MENAI STRAITS BRIDGE 1826 Caernarvonshire Thomas Telford HEW 109 SH556 715 {N53 13’ 6.9” W4 9’ 40.6”}
As well as being one of the great engineering feats of history, the Menai suspension bridge is also one of the most spectacular and beautiful of bridges. It’s setting in the tidal straits between Anglesey Island and Gwyndd is a perilous site for a bridge as the straits there experience fierce gales as well as twice daily tides of twenty feet or more. Thomas Telford designed this bridge in 1817 as the crowning feature of his Holyhead to London road. Its total length is 1710 feet of which 559 feet are the suspended bridge. Seven bold stone arches reach from either shore out to the two pyramidal towers from which the suspended bridge hangs 100 feet above mean high tide from four sets of wrought iron chains.
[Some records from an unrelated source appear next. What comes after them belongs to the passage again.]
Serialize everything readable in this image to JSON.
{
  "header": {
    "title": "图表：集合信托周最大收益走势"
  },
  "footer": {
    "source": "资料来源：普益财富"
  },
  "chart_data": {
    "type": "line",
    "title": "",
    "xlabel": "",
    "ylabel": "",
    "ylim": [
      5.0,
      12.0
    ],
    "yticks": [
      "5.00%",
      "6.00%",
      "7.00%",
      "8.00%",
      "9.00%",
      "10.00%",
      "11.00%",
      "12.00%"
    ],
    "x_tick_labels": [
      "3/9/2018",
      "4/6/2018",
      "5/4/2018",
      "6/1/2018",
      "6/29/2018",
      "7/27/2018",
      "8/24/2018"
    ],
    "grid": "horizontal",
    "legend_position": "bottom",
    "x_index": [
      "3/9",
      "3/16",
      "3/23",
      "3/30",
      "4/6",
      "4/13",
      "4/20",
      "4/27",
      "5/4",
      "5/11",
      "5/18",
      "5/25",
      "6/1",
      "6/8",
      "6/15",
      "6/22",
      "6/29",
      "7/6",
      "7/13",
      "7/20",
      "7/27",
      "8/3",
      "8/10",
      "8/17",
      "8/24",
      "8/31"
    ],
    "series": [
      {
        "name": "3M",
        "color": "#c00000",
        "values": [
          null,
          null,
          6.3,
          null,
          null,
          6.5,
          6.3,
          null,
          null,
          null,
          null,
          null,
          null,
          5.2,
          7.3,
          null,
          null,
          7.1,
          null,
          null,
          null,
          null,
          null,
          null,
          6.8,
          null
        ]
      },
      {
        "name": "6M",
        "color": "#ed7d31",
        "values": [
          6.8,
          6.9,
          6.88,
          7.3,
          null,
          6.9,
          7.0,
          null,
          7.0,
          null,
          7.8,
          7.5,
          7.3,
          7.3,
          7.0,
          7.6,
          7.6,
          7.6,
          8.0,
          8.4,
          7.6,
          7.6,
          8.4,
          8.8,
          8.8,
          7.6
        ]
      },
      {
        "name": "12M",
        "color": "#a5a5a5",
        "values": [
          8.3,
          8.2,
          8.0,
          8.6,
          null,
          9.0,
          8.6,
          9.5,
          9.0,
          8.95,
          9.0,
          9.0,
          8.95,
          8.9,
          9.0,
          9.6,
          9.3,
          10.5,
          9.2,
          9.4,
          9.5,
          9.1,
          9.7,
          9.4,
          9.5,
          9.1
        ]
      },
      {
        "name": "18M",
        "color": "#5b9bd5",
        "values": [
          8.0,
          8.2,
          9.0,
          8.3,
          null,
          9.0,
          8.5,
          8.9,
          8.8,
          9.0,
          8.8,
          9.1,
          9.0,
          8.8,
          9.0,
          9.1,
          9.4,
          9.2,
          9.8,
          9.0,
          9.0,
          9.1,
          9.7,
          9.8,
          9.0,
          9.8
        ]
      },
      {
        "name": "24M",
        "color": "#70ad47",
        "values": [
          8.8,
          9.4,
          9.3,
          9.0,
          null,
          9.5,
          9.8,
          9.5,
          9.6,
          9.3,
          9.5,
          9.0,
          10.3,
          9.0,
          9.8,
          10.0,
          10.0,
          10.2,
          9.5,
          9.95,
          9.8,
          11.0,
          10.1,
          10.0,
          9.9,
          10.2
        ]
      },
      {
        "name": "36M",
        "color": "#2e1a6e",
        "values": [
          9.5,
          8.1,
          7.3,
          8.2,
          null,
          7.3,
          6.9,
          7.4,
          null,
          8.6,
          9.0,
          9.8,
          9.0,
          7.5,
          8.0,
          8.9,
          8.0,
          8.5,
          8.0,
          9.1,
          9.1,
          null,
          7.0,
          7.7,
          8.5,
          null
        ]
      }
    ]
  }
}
John Wilson who was the contractor took seven years to build it. Severe storms over the years created the kind of damage to which suspension bridges are most vulnerable - racking and undulation - which the flexibility of the chains cannot resist. In spite of major repairs and modifications over the past 180 years, the bridge still stands essentially as Telford designed it. A number of books have been written about the challenges faced during its construction and those who love an engineering thriller would enjoy reading more about the making of this masterpiece and about its designer Thomas Telford: a very remarkable man.